The British forces landed reasonably well and skipped into Arnhem, but could not take the bridge. There then began a long, bloody fight which went back and forth as each side threatened to seize victory. The US paratrooops, backed up eventually by the arrival of 30th Corps, smashed their way through the defending German forces and seized the bridge at Arnhem, but could not get into contact with the remaining paras. Unfortunately for the Allies, a German flanking move cut off their supply and the game finished as a narrow German win. Had there been one less hex penetration by the German forces, it would have been an Allied win.

The game was one of my best ever gaming experiences. The other players were brilliant to play with. It was fun, fun, fun. Challenging and engrossing without the headache of fighting over the rules. Whatever we got wrong, we sorted out amicably. I can safely say that if our side had lost, I would be saying the same. So, a big thanks to Rob, Richard and Mike.

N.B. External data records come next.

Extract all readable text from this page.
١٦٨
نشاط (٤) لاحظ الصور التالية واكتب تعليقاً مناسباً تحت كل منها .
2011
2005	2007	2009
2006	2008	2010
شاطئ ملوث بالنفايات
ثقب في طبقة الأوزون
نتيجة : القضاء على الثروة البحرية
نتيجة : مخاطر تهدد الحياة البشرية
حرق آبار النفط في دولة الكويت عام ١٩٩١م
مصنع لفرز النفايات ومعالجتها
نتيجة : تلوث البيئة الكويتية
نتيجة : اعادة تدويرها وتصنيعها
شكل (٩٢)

The pictures of the game in progress are here.

Bulge

In short, Rob and Michael won (as the Germans) by smashing two of the USA’s (Richard and me in command) big units and grabbing 3 Victory Point hexes, all in time for the first Sudden Death Victory check. In one battle, they outscored us by 5 hits to one (with roughly equal chances) and then repeated the same feat in the same turn. Short and sweet. Again, fun to play. So much so, that although I dislike the ‘bucket of dice’ combat system, I sought out and bought the new game with this system, namely FAB: Sicily.

Combat Commander

I played (and lost) one scenario against John Leggat. He was patient, as it had been a while since I had played the game. As usual, it was chaotic and fun. Great entertainment.